- Brenna Chapel
- 70°30′29″N 25°44′27″E﻿ / ﻿70.507966°N 25.740802°E
- Location: Porsanger Municipality, Finnmark
- Country: Norway
- Denomination: Church of Norway
- Churchmanship: Evangelical Lutheran

History
- Status: Chapel
- Founded: 1971
- Consecrated: 1971

Architecture
- Functional status: Active
- Architect: Edvard Bruvoll
- Architectural type: Long church
- Completed: 1971 (55 years ago)

Specifications
- Capacity: 55
- Materials: Wood

Administration
- Diocese: Nord-Hålogaland
- Deanery: Indre Finnmark prosti
- Parish: Porsanger
- Type: Church
- Status: Not protected
- ID: 83954

= Brenna Chapel =

Church in Finnmark, Norway

Brenna Chapel (Brenna kapell) is a chapel of the Church of Norway in Porsanger Municipality in Finnmark county, Norway.

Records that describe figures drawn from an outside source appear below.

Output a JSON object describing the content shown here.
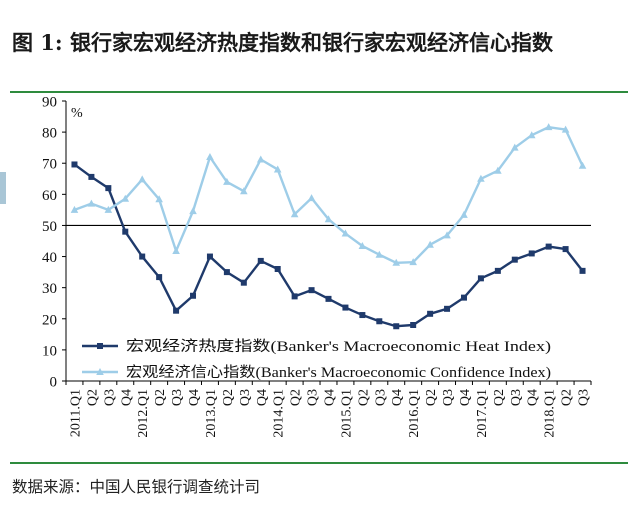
{
  "page": {
    "title": "图  1: 银行家宏观经济热度指数和银行家宏观经济信心指数",
    "source": "数据来源：中国人民银行调查统计司"
  },
  "chart_data": {
    "type": "line",
    "title": "",
    "xlabel": "",
    "ylabel": "%",
    "ylim": [
      0,
      90
    ],
    "yticks": [
      0,
      10,
      20,
      30,
      40,
      50,
      60,
      70,
      80,
      90
    ],
    "reference_line": 50,
    "grid": false,
    "legend_placement": "bottom-left",
    "categories": [
      "2011.Q1",
      "Q2",
      "Q3",
      "Q4",
      "2012.Q1",
      "Q2",
      "Q3",
      "Q4",
      "2013.Q1",
      "Q2",
      "Q3",
      "Q4",
      "2014.Q1",
      "Q2",
      "Q3",
      "Q4",
      "2015.Q1",
      "Q2",
      "Q3",
      "Q4",
      "2016.Q1",
      "Q2",
      "Q3",
      "Q4",
      "2017.Q1",
      "Q2",
      "Q3",
      "Q4",
      "2018.Q1",
      "Q2",
      "Q3"
    ],
    "series": [
      {
        "name": "宏观经济热度指数(Banker's Macroeconomic Heat Index)",
        "color": "#1f3a6b",
        "marker": "square",
        "values": [
          69.6,
          65.6,
          62.0,
          48.0,
          40.0,
          33.4,
          22.6,
          27.4,
          40.0,
          35.0,
          31.6,
          38.6,
          36.0,
          27.2,
          29.2,
          26.4,
          23.6,
          21.2,
          19.2,
          17.6,
          18.0,
          21.6,
          23.2,
          26.8,
          33.0,
          35.4,
          39.0,
          41.0,
          43.2,
          42.4,
          35.4
        ]
      },
      {
        "name": "宏观经济信心指数(Banker's Macroeconomic Confidence Index)",
        "color": "#9ecde8",
        "marker": "triangle",
        "values": [
          55.0,
          57.0,
          55.0,
          58.6,
          64.8,
          58.4,
          41.8,
          54.6,
          72.0,
          64.0,
          61.0,
          71.2,
          68.0,
          53.6,
          58.8,
          52.0,
          47.4,
          43.4,
          40.6,
          38.0,
          38.2,
          43.8,
          46.8,
          53.4,
          65.0,
          67.6,
          75.0,
          79.0,
          81.6,
          80.8,
          69.2
        ]
      }
    ]
  }
}
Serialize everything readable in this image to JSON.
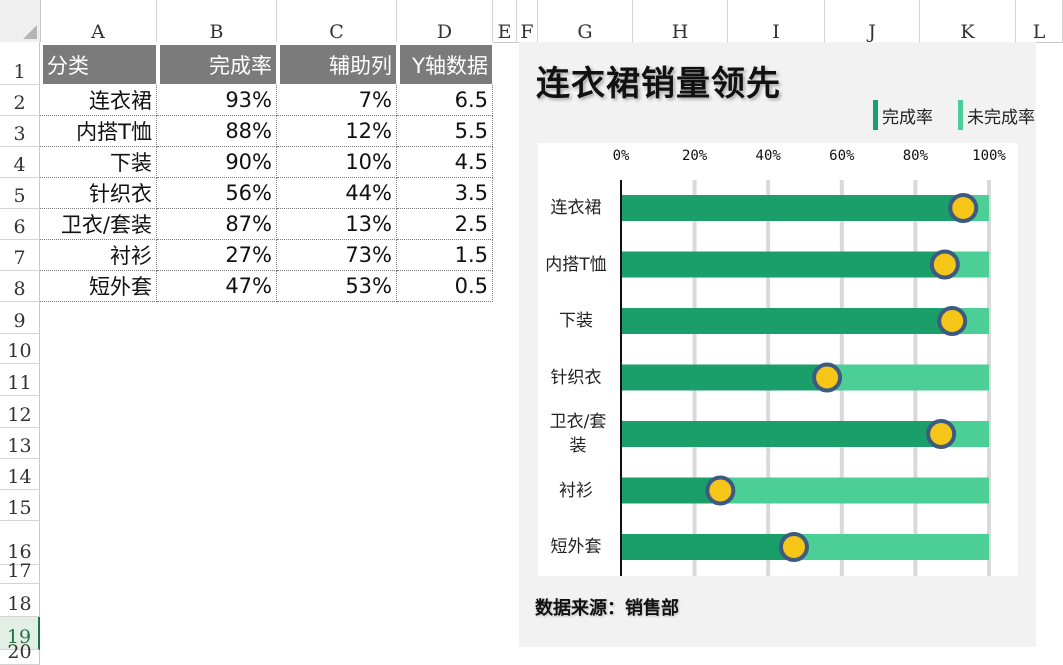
{
  "sheet": {
    "columns": [
      {
        "label": "A"
      },
      {
        "label": "B"
      },
      {
        "label": "C"
      },
      {
        "label": "D"
      },
      {
        "label": "E"
      },
      {
        "label": "F"
      },
      {
        "label": "G"
      },
      {
        "label": "H"
      },
      {
        "label": "I"
      },
      {
        "label": "J"
      },
      {
        "label": "K"
      },
      {
        "label": "L"
      }
    ],
    "rows": [
      "1",
      "2",
      "3",
      "4",
      "5",
      "6",
      "7",
      "8",
      "9",
      "10",
      "11",
      "12",
      "13",
      "14",
      "15",
      "16",
      "17",
      "18",
      "19",
      "20"
    ],
    "selected_row": "19",
    "table_headers": [
      "分类",
      "完成率",
      "辅助列",
      "Y轴数据"
    ],
    "table_rows": [
      [
        "连衣裙",
        "93%",
        "7%",
        "6.5"
      ],
      [
        "内搭T恤",
        "88%",
        "12%",
        "5.5"
      ],
      [
        "下装",
        "90%",
        "10%",
        "4.5"
      ],
      [
        "针织衣",
        "56%",
        "44%",
        "3.5"
      ],
      [
        "卫衣/套装",
        "87%",
        "13%",
        "2.5"
      ],
      [
        "衬衫",
        "27%",
        "73%",
        "1.5"
      ],
      [
        "短外套",
        "47%",
        "53%",
        "0.5"
      ]
    ]
  },
  "chart_data": {
    "type": "bar",
    "orientation": "horizontal",
    "stacked": true,
    "title": "连衣裙销量领先",
    "source_note": "数据来源：销售部",
    "categories": [
      "连衣裙",
      "内搭T恤",
      "下装",
      "针织衣",
      "卫衣/套装",
      "衬衫",
      "短外套"
    ],
    "series": [
      {
        "name": "完成率",
        "values": [
          93,
          88,
          90,
          56,
          87,
          27,
          47
        ],
        "color": "#1a9e6a"
      },
      {
        "name": "未完成率",
        "values": [
          7,
          12,
          10,
          44,
          13,
          73,
          53
        ],
        "color": "#4ccf97"
      }
    ],
    "markers": {
      "values": [
        93,
        88,
        90,
        56,
        87,
        27,
        47
      ],
      "fill": "#f5c518",
      "stroke": "#3d5a80"
    },
    "x_ticks": [
      "0%",
      "20%",
      "40%",
      "60%",
      "80%",
      "100%"
    ],
    "xlim": [
      0,
      100
    ],
    "grid": true,
    "legend_position": "top-right"
  }
}
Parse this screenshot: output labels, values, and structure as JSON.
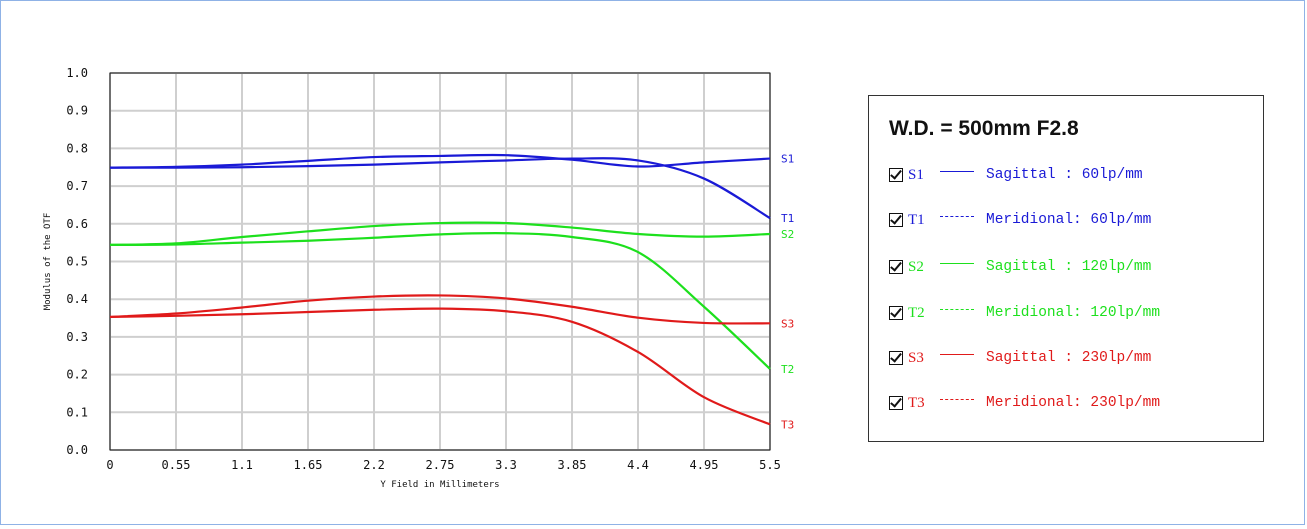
{
  "chart_data": {
    "type": "line",
    "xlabel": "Y Field in Millimeters",
    "ylabel": "Modulus of the OTF",
    "xlim": [
      0,
      5.5
    ],
    "ylim": [
      0.0,
      1.0
    ],
    "x_ticks": [
      "0",
      "0.55",
      "1.1",
      "1.65",
      "2.2",
      "2.75",
      "3.3",
      "3.85",
      "4.4",
      "4.95",
      "5.5"
    ],
    "y_ticks": [
      "0.0",
      "0.1",
      "0.2",
      "0.3",
      "0.4",
      "0.5",
      "0.6",
      "0.7",
      "0.8",
      "0.9",
      "1.0"
    ],
    "grid": true,
    "x": [
      0,
      0.55,
      1.1,
      1.65,
      2.2,
      2.75,
      3.3,
      3.85,
      4.4,
      4.95,
      5.5
    ],
    "series": [
      {
        "name": "S1",
        "color": "#1a1ad6",
        "values": [
          0.749,
          0.751,
          0.757,
          0.767,
          0.777,
          0.78,
          0.782,
          0.77,
          0.752,
          0.763,
          0.773
        ]
      },
      {
        "name": "T1",
        "color": "#1a1ad6",
        "values": [
          0.749,
          0.749,
          0.75,
          0.753,
          0.757,
          0.763,
          0.768,
          0.773,
          0.768,
          0.72,
          0.615
        ]
      },
      {
        "name": "S2",
        "color": "#1de01d",
        "values": [
          0.544,
          0.548,
          0.565,
          0.58,
          0.594,
          0.602,
          0.602,
          0.59,
          0.573,
          0.566,
          0.573
        ]
      },
      {
        "name": "T2",
        "color": "#1de01d",
        "values": [
          0.544,
          0.545,
          0.55,
          0.555,
          0.563,
          0.572,
          0.575,
          0.565,
          0.525,
          0.38,
          0.215
        ]
      },
      {
        "name": "S3",
        "color": "#e01a1a",
        "values": [
          0.353,
          0.362,
          0.378,
          0.396,
          0.407,
          0.41,
          0.402,
          0.38,
          0.351,
          0.337,
          0.336
        ]
      },
      {
        "name": "T3",
        "color": "#e01a1a",
        "values": [
          0.353,
          0.356,
          0.36,
          0.366,
          0.372,
          0.375,
          0.368,
          0.34,
          0.26,
          0.14,
          0.068
        ]
      }
    ]
  },
  "legend": {
    "title": "W.D. = 500mm F2.8",
    "items": [
      {
        "name": "S1",
        "desc": "Sagittal  : 60lp/mm",
        "color": "#1a1ad6",
        "style": "solid"
      },
      {
        "name": "T1",
        "desc": "Meridional: 60lp/mm",
        "color": "#1a1ad6",
        "style": "dashed"
      },
      {
        "name": "S2",
        "desc": "Sagittal  : 120lp/mm",
        "color": "#1de01d",
        "style": "solid"
      },
      {
        "name": "T2",
        "desc": "Meridional: 120lp/mm",
        "color": "#1de01d",
        "style": "dashed"
      },
      {
        "name": "S3",
        "desc": "Sagittal  : 230lp/mm",
        "color": "#e01a1a",
        "style": "solid"
      },
      {
        "name": "T3",
        "desc": "Meridional: 230lp/mm",
        "color": "#e01a1a",
        "style": "dashed"
      }
    ]
  }
}
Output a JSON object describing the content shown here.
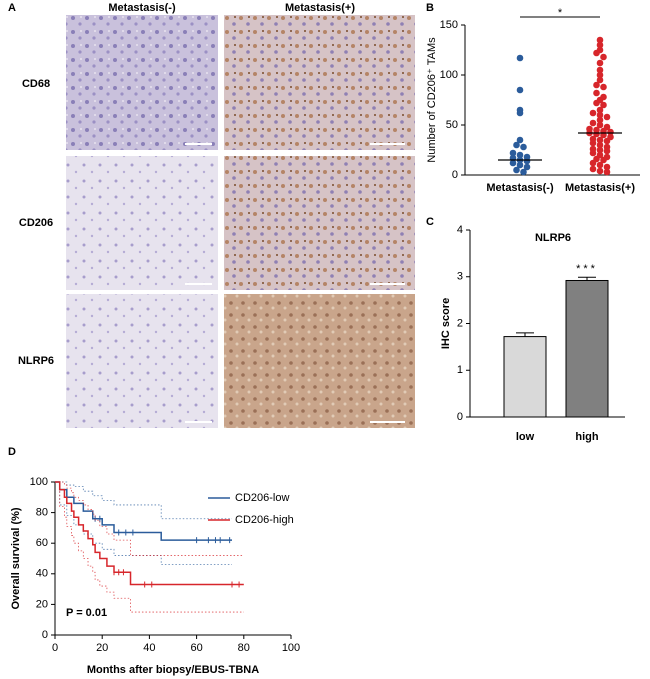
{
  "panel_labels": [
    "A",
    "B",
    "C",
    "D"
  ],
  "panel_a": {
    "column_headers": [
      "Metastasis(-)",
      "Metastasis(+)"
    ],
    "row_labels": [
      "CD68",
      "CD206",
      "NLRP6"
    ]
  },
  "chart_data": [
    {
      "type": "dotplot",
      "ylabel": "Number of CD206⁺ TAMs",
      "annotation": "*",
      "categories": [
        "Metastasis(-)",
        "Metastasis(+)"
      ],
      "groups": [
        {
          "color": "#2b5c9b",
          "values": [
            117,
            85,
            65,
            62,
            35,
            30,
            28,
            22,
            20,
            18,
            17,
            15,
            14,
            12,
            10,
            8,
            5,
            3
          ]
        },
        {
          "color": "#d7262b",
          "values": [
            135,
            130,
            125,
            122,
            118,
            112,
            105,
            100,
            95,
            90,
            88,
            82,
            78,
            75,
            72,
            70,
            65,
            62,
            60,
            58,
            55,
            52,
            50,
            48,
            46,
            45,
            44,
            43,
            42,
            41,
            40,
            38,
            36,
            35,
            34,
            32,
            30,
            28,
            26,
            25,
            24,
            22,
            20,
            18,
            16,
            15,
            12,
            10,
            8,
            6,
            4,
            3
          ]
        }
      ],
      "medians": [
        15,
        42
      ],
      "ylim": [
        0,
        150
      ],
      "yticks": [
        0,
        50,
        100,
        150
      ]
    },
    {
      "type": "bar",
      "title": "NLRP6",
      "ylabel": "IHC score",
      "annotation": "***",
      "categories": [
        "low",
        "high"
      ],
      "values": [
        1.72,
        2.92
      ],
      "errors": [
        0.08,
        0.07
      ],
      "colors": [
        "#d9d9d9",
        "#808080"
      ],
      "ylim": [
        0,
        4
      ],
      "yticks": [
        0,
        1,
        2,
        3,
        4
      ]
    },
    {
      "type": "survival",
      "xlabel": "Months after biopsy/EBUS-TBNA",
      "ylabel": "Overall survival (%)",
      "annotation": "P = 0.01",
      "xlim": [
        0,
        100
      ],
      "xticks": [
        0,
        20,
        40,
        60,
        80,
        100
      ],
      "ylim": [
        0,
        100
      ],
      "yticks": [
        0,
        20,
        40,
        60,
        80,
        100
      ],
      "series": [
        {
          "name": "CD206-low",
          "color": "#2b5c9b",
          "x": [
            0,
            2,
            5,
            8,
            12,
            16,
            20,
            25,
            45,
            75
          ],
          "values": [
            100,
            95,
            90,
            86,
            81,
            76,
            72,
            67,
            62,
            62
          ],
          "lower": [
            100,
            85,
            78,
            72,
            66,
            60,
            56,
            52,
            46,
            46
          ],
          "upper": [
            100,
            100,
            98,
            97,
            94,
            91,
            88,
            85,
            76,
            76
          ],
          "censored": [
            17,
            19,
            27,
            30,
            33,
            60,
            65,
            68,
            70,
            74
          ]
        },
        {
          "name": "CD206-high",
          "color": "#d7262b",
          "x": [
            0,
            2,
            4,
            5,
            7,
            8,
            10,
            12,
            14,
            16,
            17,
            19,
            22,
            25,
            32,
            80
          ],
          "values": [
            100,
            95,
            90,
            86,
            81,
            77,
            72,
            68,
            63,
            59,
            54,
            50,
            45,
            41,
            33,
            33
          ],
          "lower": [
            100,
            84,
            77,
            71,
            65,
            60,
            55,
            50,
            45,
            41,
            36,
            32,
            28,
            24,
            15,
            15
          ],
          "upper": [
            100,
            100,
            98,
            96,
            93,
            90,
            88,
            85,
            82,
            79,
            75,
            71,
            66,
            62,
            52,
            52
          ],
          "censored": [
            25,
            27,
            29,
            38,
            41,
            75,
            78
          ]
        }
      ]
    }
  ]
}
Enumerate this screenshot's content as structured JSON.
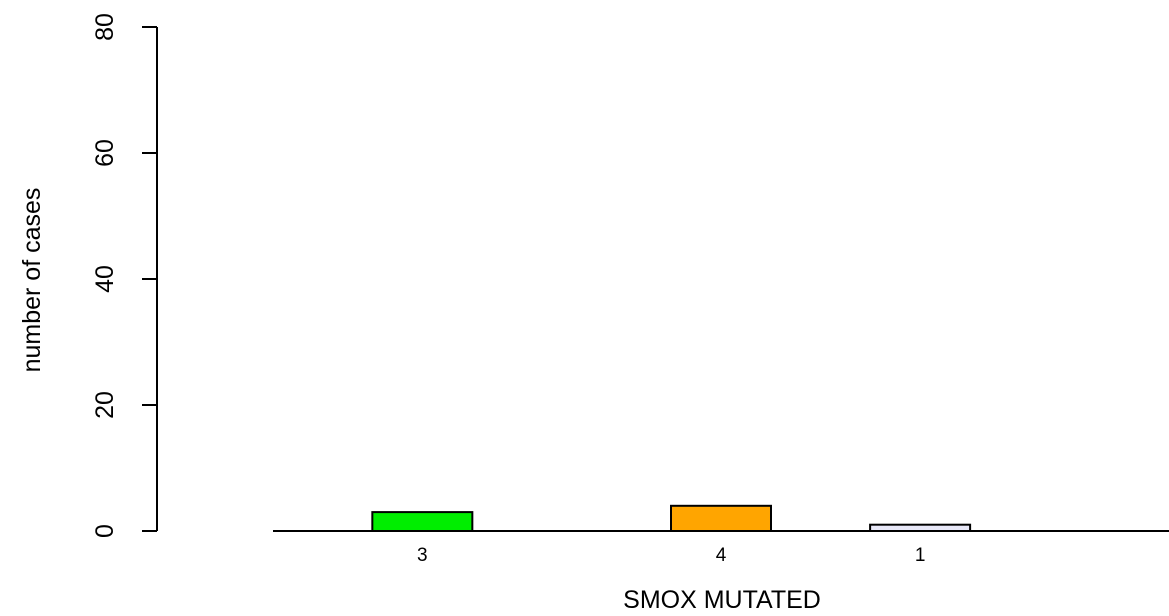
{
  "chart_data": {
    "type": "bar",
    "title": "",
    "xlabel": "SMOX MUTATED",
    "ylabel": "number of cases",
    "ylim": [
      0,
      80
    ],
    "yticks": [
      0,
      20,
      40,
      60,
      80
    ],
    "grid": false,
    "bars": [
      {
        "label": "3",
        "value": 3,
        "color": "#00ee00",
        "slot": 1
      },
      {
        "label": "4",
        "value": 4,
        "color": "#ffa500",
        "slot": 4
      },
      {
        "label": "1",
        "value": 1,
        "color": "#e8e8f8",
        "slot": 6
      }
    ],
    "slot_count": 9
  }
}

It is located in the village of Brenna. It is an annex chapel for the Porsanger parish which is part of the Indre Finnmark prosti (deanery) in the Diocese of Nord-Hålogaland. The white, wooden church was built in a long church style in 1971 by the architect Edvard Bruvoll. The church seats about 55 people.